Proferida por Orson Welles, a fala curta porém afiada transformou o vilão Harry Lime em lenda instantânea. Mesmo quem nunca assistiu à obra completa reconhece a citação sobre Itália, Borgias, Suíça e… relógios cucos. Nos parágrafos a seguir, o site 365 Filmes revisita os fatos por trás desse momento, explica por que o texto é tão poderoso e mostra como ele se encaixa no contexto histórico do longa.
Como surgiu o discurso que virou sinônimo de cinema noir
The Third Man nasceu do roteiro de Graham Greene e da direção de Carol Reed, mas foi Orson Welles quem escreveu o trecho mais famoso. Na trama, Holly Martins (Joseph Cotten) chega a Viena para encontrar o velho amigo Harry Lime e descobre que ele teria morrido. Quando Harry reaparece das sombras, ambos sobem numa roda-gigante e conversam sobre moralidade — é aí que vem o discurso histórico.
Lime, envolvido no mercado negro de penicilina adulterada, tenta justificar suas ações citando o Renascimento italiano, os Bórgias e a suposta paz suíça. Ele conclui com a ironia: “E o que a Suíça produziu em 500 anos de fraternidade? O relógio cuco.” A voz calma de Welles, combinada com o ranger da roda-gigante e a câmera inclinada, elevou o momento à categoria de obra-prima do suspense.
O conteúdo é brilhante, mas cheio de deslizes históricos
Embora hipnotizante, a fala está repleta de equívocos. Relógios cucos vêm da Floresta Negra, na Baviera alemã, não da Suíça. O país alpino também passou por guerras civis antes de 1848, longe da paz ininterrupta descrita por Lime. Detalhes assim pouco importam dentro da lógica do personagem: um charlatão inteligente que usa suposta erudição para persuadir o amigo a se juntar ao crime.

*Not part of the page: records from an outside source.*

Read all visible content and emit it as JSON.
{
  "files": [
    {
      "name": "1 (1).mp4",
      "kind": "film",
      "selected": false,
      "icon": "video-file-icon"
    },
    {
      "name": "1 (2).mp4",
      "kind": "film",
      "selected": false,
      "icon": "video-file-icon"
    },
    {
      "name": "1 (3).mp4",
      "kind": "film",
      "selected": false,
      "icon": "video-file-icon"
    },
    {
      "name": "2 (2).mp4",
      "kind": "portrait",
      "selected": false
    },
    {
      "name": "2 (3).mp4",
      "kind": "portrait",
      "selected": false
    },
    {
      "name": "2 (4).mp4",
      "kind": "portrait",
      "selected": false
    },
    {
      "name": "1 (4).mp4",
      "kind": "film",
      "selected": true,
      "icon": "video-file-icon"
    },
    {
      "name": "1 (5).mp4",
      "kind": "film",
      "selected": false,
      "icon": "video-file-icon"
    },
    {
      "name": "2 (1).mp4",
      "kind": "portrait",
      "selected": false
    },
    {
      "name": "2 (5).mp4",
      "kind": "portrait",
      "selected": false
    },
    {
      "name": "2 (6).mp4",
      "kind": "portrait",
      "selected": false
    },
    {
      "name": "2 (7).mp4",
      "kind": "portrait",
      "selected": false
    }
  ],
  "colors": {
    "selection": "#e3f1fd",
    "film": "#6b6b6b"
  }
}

Imagem: Imagem: Divulgação
Legado de um filme premiado e ainda relevante
A força do discurso ajudou a consolidar The Third Man como referência absoluta no gênero. O longa recebeu o Oscar de Melhor Fotografia em preto-e-branco, rendeu indicação a Carol Reed como diretor e venceu o BAFTA de Melhor Filme Britânico, além da Palma de Ouro em Cannes. Em 1999, o British Film Institute elegeu-o o maior filme britânico de todos os tempos.
Além da fala de Harry Lime, a produção deslumbra com trilha de cítara composta por Anton Karas, enquadramentos diagonais que acentuam o caos pós-guerra e um desfecho melancólico nas alamedas de Viena. O resultado é um pacote que continua fascinando novas gerações e mantendo o “discurso de The Third Man” em listas de melhores momentos do cinema.
Hoje, ao revisitar a cena, fica claro como a combinação de texto mordaz, atuação carismática e contexto narrativo cria algo atemporal. Se alguém chegar perto de igualar esse impacto nos próximos anos, terá de enfrentar o legado de Welles — e, até agora, ninguém conseguiu.